| La Lettre du GERPISA | no 155 (novembre 2001) |
Editorial - Yannick Lung
PEUT-ON IDENTIFIER UN MODÈLE EUROPÉEN ENTRE UNE VARIÉTE
DES MODÈLES DE FIRMES ET UNE HÉTÉROGÉNÉITÉ
DES CONFIGURATIONS INSTITUTIONNELLES NATIONALES ?
Penser la variété des modèles productifs des firmes a été au coeur du premier programme de recherche du GERPISA Emergence de nouveaux modèles industriels. Cela fait partie de notre " connaissance commune ", au départ intuitive, qui s'est consolidée par les travaux du réseau et la théorisation proposée par Robert Boyer et Michel Freyssenet. La traduction de leur ouvrage Les modèles productifs en espagnol et en anglais devraient assurer une plus large diffusion de cette approche qui conteste toute approche en terme de one best way.
Au delà de la firme, cette démarche a aussi ses implications au niveau macroéconomique. Comme il y a dix ans, il fallait contester la représentation d'un modèle japonais de firme et sa variante, la " production au plus juste ", il est tout aussi fondamental de déconstruire les discours sur la " nouvelle économie " en relativisant la performance des Etats-Unis au cours de la dernière décennie. Comme il y a plusieurs stratégies de profit efficaces, il y a plusieurs configurations institutionnelles qui ont assuré une forte croissance économique dans la période récente : certes, la performance de l'économie américaine est réelle, mais d'autres pays (le Portugal, l'Irlande, la Finlande, la Suède, etc.) ont réussi à s'inscrire dans le nouveau régime de croissance, alors qu'ils présentent des caractéristiques très différentes au niveau de l'emploi, du marché financier, etc.
La dernière séance de travail du GERPISA a permis de débattre
de ces questions à partir des travaux présentés par
Robert Boyer dans la perspective de notre réflexion sur la possibilité
d'un " modèle productif européen ". Dans le contexte institutionnel
actuel de l'Union Européenne, il semble prématuré
de parler d'un tel modèle européen, non pas du fait de la
variété des modèles productifs des firmes ? cette
variété étant irréductible et constitutive
de la dynamique d'une industrie ? mais compte tenu de l'hétérogénéité
des contextes institutionnels dans lesquels les firmes évoluent.
Il y a certes une monnaie unique et les institutions associées,
des éléments de politiques communes mises en úuvre par la
Commission Européenne (politique de la concurrence, politique de
la recherche notamment), mais subsistent des configurations très
différentes entre les pays quant au système d'innovation,
au rapport salarial ou encore au système financier (la corporate
governance à l'anglo-saxonne n'est pas la règle, loin de
là !).
Mettant en úuvre des stratégies de profit variées
s'appuyant sur des modèles productifs tout aussi diversifiés,
évoluant dans des contextes institutionnels parfois fortement
divergents (par exemple entre l'Allemagne et la
Grande-Bretagne), l'industrie automobile présente-t-elle une cohérence
suffisante qui autoriserait à définir un système
automobile européen et qui permettrait de
le différencier des autres régions du monde (Amérique
du Nord et Japon notamment).

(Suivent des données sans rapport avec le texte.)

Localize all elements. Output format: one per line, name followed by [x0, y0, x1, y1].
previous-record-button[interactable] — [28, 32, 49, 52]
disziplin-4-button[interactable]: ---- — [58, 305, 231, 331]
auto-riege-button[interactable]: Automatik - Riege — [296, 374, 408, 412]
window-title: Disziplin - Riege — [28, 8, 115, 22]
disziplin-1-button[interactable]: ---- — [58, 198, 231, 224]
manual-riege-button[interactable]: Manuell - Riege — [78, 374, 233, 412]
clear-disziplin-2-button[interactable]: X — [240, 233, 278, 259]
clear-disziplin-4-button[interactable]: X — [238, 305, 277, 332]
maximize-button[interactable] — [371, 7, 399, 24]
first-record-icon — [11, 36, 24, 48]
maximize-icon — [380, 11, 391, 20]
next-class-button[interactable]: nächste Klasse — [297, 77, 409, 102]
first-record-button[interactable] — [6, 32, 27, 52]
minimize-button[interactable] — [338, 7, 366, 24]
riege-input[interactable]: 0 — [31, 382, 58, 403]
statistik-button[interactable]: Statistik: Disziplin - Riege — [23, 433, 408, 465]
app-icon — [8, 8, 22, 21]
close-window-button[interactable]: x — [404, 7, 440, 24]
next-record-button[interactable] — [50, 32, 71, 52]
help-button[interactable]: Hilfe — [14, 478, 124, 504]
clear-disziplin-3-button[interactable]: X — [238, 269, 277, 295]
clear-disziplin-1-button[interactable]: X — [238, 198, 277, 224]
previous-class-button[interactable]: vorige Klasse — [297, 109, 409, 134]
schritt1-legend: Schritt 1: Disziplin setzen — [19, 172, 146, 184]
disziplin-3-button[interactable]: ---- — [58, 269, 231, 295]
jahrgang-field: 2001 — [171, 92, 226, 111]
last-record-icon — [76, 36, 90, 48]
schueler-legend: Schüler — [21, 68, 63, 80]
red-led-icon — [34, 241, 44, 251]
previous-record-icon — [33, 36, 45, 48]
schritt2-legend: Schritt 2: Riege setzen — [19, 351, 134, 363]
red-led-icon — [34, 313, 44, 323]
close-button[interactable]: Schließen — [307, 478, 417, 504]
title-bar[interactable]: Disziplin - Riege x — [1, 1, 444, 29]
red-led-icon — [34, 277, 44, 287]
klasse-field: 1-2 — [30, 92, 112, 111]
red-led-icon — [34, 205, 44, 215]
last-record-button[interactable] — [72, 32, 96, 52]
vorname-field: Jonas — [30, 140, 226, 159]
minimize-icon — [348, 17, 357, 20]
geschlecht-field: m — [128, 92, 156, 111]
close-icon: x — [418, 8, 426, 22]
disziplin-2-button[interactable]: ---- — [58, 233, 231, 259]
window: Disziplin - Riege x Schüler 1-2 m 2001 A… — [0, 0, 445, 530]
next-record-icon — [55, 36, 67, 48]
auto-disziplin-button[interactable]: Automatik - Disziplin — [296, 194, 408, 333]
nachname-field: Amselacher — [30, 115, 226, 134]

La réponse à cette question
n'a pas qu'un intérêt intellectuel ou métaphysique
(le système automobile européen existe-t-il ?)
car d'elle dépend la définition d'un
référentiel et d'un registre d'actions
pour les dirigeants des firmes comme pour les
salariés ou les pouvoirs public.
Le prochain séminaire CoCKEAS à Berlin s'efforcera de
fournir des éléments de réponse dans une démarche
comparative qui saisisse la singularité d'un tel système
par rapport aux autres régions du monde tout en prenant en compte
la diversité interne qui est constitutive de ce système.
Un défi intellectuel stimulant car penser la complexité ne
s'accorde pas de visions simplistes du monde.